Like most sales teams, ours has a massive backlog of project work. Enhancements to our CRM, changes to our sales process, training development, territory redesign, you name it, it just keeps coming.
How can you compare the expected benefits of each project to help prioritize?
I look at one metric: time saved per sales rep.
Every minute we save a salesperson means more time to work more leads and close more deals. “Time saved” directly correlates to higher output potential and as such it tends to be how I frame things.

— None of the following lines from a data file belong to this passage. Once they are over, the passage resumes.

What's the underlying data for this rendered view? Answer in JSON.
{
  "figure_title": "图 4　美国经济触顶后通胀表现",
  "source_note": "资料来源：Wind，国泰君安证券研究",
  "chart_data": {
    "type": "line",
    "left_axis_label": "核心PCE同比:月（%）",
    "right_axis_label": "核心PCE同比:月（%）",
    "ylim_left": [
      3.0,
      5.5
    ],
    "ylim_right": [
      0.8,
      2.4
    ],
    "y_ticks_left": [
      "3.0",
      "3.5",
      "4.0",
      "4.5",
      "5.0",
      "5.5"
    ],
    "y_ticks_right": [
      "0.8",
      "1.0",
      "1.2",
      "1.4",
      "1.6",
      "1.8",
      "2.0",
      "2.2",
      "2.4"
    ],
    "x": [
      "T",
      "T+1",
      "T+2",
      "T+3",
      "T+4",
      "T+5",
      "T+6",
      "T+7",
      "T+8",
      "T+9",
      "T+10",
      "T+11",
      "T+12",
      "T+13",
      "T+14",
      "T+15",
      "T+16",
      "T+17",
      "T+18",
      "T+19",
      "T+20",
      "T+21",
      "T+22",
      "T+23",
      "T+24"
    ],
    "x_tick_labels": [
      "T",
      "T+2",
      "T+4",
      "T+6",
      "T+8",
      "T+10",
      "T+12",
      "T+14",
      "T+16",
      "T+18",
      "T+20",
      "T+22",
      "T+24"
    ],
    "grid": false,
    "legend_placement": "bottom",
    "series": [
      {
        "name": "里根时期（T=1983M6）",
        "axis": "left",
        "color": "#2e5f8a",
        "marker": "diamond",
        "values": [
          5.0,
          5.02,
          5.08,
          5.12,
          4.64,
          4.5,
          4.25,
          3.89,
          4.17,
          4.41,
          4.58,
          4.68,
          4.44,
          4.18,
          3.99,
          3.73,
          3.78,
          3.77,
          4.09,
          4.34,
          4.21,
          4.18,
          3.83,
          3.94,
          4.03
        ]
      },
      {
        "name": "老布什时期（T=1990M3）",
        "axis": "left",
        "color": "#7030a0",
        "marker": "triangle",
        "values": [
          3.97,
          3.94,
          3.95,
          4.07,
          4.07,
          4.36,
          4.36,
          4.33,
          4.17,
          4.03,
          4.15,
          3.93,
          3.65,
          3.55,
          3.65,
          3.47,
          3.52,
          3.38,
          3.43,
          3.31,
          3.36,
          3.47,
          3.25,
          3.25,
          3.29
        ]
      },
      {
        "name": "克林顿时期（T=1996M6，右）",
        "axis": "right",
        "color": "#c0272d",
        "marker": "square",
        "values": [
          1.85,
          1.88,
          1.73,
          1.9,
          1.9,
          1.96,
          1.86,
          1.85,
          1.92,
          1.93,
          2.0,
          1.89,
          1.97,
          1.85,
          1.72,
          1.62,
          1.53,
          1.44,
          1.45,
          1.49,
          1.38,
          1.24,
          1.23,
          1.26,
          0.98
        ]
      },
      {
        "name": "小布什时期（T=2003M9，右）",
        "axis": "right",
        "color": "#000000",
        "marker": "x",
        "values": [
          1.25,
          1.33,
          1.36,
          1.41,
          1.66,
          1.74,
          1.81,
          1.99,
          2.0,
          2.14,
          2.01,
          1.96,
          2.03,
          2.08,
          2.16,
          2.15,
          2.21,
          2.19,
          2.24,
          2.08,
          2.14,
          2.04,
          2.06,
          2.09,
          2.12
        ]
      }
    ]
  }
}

Here’s one quick and dirty method for working out time saved per sales rep:
– $50M target, 40 sales reps, $1.25M quota per rep
– 2080 work hours in the year
– Assume 3 weeks off between sick time, vacation, and holidays observed, per rep, bringing us to 1,960 work hours per year
– $1.25M / 1960 = $637.75, call it $600 quota attainment per hour to be conservative
– New project will save an avg. of 1 hour per rep, per week
– That’s $24k per week or $1,248,000, aka $1.25M, or the impact of adding one more sales rep to your sales force without needing to recruit, hire, train, spend benefits and expenses on, etc.
– Project XYZ will take 2 Sales Ops personnel X number of hours at $Y/hr (fully burdened rate)
– Subtract that from the impact and you have a rough net value of this project
– Now do the same for all 20 projects on your list and prioritize by “impact potential”
– Remember the time value of money relative to business needs. A project with an impact potential of $1M per year that takes 6 months to implement has a different value than one with an IP of $1.1M/yr and 9 months to implement. The 9-month project nets more over the long term and less over the short. Complicating things slightly: depending on the needs of the business, the short-term bump may be the higher priority.